To be clear: I’d love to be wrong. For what little it’s worth, I thought Dickerson was wrongly decided. I think the privilege against self-incrimination means a right not to have one’s will overborne. I don’t think the failure to give a suspect Miranda warnings perforce means his will was overborne. Thus, I don’t believe a Miranda violation (i.e., the failure to give all the Miranda warnings) necessarily violates the self-incrimination clause. Nor do I even think all real violations of the self-incrimination clause are necessarily “cruel, unusual [or] inhumane.”
But what I think is irrelevant. What matters is what the Supreme Court thinks. And the Supreme Court is very likely to find that any coercive interrogation is “cruel” “unusual” or “inhumane” — the McCain Amendment terms.
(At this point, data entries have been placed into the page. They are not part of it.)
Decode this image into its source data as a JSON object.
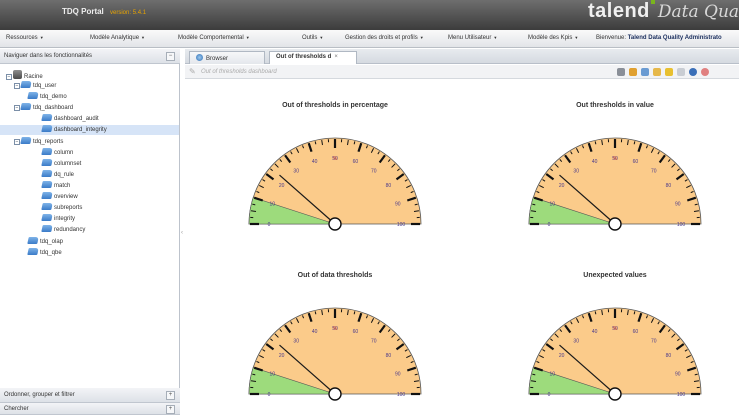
{
  "app": {
    "title": "TDQ Portal",
    "version": "version: 5.4.1"
  },
  "brand": {
    "name": "talend",
    "product": "Data Qualit"
  },
  "menu": {
    "items": [
      {
        "label": "Ressources"
      },
      {
        "label": "Modèle Analytique"
      },
      {
        "label": "Modèle Comportemental"
      },
      {
        "label": "Outils"
      },
      {
        "label": "Gestion des droits et profils"
      },
      {
        "label": "Menu Utilisateur"
      },
      {
        "label": "Modèle des Kpis"
      }
    ],
    "welcome_prefix": "Bienvenue:",
    "welcome_user": "Talend Data Quality Administrato"
  },
  "left_panel": {
    "title": "Naviguer dans les fonctionnalités",
    "collapse": "−",
    "bottom_sections": [
      {
        "label": "Ordonner, grouper et filtrer",
        "btn": "+"
      },
      {
        "label": "Chercher",
        "btn": "+"
      }
    ]
  },
  "tree": [
    {
      "label": "Racine",
      "toggle": "−",
      "root": true
    },
    {
      "label": "tdq_user",
      "toggle": "−"
    },
    {
      "label": "tdq_demo"
    },
    {
      "label": "tdq_dashboard",
      "toggle": "−"
    },
    {
      "label": "dashboard_audit"
    },
    {
      "label": "dashboard_integrity",
      "selected": true
    },
    {
      "label": "tdq_reports",
      "toggle": "−"
    },
    {
      "label": "column"
    },
    {
      "label": "columnset"
    },
    {
      "label": "dq_rule"
    },
    {
      "label": "match"
    },
    {
      "label": "overview"
    },
    {
      "label": "subreports"
    },
    {
      "label": "integrity"
    },
    {
      "label": "redundancy"
    },
    {
      "label": "tdq_olap"
    },
    {
      "label": "tdq_qbe"
    }
  ],
  "tabs": [
    {
      "label": "Browser",
      "active": false
    },
    {
      "label": "Out of thresholds d",
      "active": true,
      "close": "×"
    }
  ],
  "breadcrumb": "Out of thresholds dashboard",
  "toolbar_icons": [
    {
      "name": "print-icon",
      "color": "#8a8f98"
    },
    {
      "name": "refresh-icon",
      "color": "#e0a030"
    },
    {
      "name": "export-icon",
      "color": "#6a9bd2"
    },
    {
      "name": "folder-icon",
      "color": "#e6b84a"
    },
    {
      "name": "star-icon",
      "color": "#e8c030"
    },
    {
      "name": "page-icon",
      "color": "#c9cdd3"
    },
    {
      "name": "help-icon",
      "color": "#3a6fb8"
    },
    {
      "name": "close-icon",
      "color": "#e08080"
    }
  ],
  "gauges": [
    {
      "title": "Out of thresholds in percentage",
      "value": 23
    },
    {
      "title": "Out thresholds in value",
      "value": 23
    },
    {
      "title": "Out of data thresholds",
      "value": 23
    },
    {
      "title": "Unexpected values",
      "value": 23
    }
  ],
  "gauge_scale": {
    "unit": "%",
    "labels": [
      "0",
      "10",
      "20",
      "30",
      "40",
      "50",
      "60",
      "70",
      "80",
      "90",
      "100"
    ],
    "green_limit": 10,
    "colors": {
      "main": "#fbcb8a",
      "green": "#9ddb7c",
      "ticks": "#111111",
      "labels": "#4a3a8c",
      "needle": "#1a1a1a"
    }
  }
}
Having already found that the failure to provide Miranda warnings is coercive, the Court would almost certainly find that a Miranda violation transgressed the McCain Amendment.
Could I be wrong? Of course. But I could also be right, and if I am it would be impossible to use information from confessions by al Qaeda leaders in the trials against them. Even those of us who argued against the McCain Amendment do not think the senator and his followers intended such a result. What they wanted was a belt added to the suspenders that already forbade torture. The lack of Miranda warnings is plainly not torture.
There’s one easy solution. Senator McCain (or some other member of Congress) could propose a law that clarified the McCain Amendment — explaining that Congress did not intend the McCain amendment to include Miranda protections. That would still leave us arguing over what the McCain Amendment means, but it would be a lot better than worrying about whether, from the moment of capture, we owe every jihadist a publicly funded lawyer who will surely tell him not to answer any questions — or provide us with any intelligence.
NRO
H/T ASP
Could it have anything to do with the fact that the McCain Amendment came in response to a slew of violations of existing law by the current administration, violations that for not one of the guilty been held to account, nor one commander been fired for. All they did was convict a few poor privates.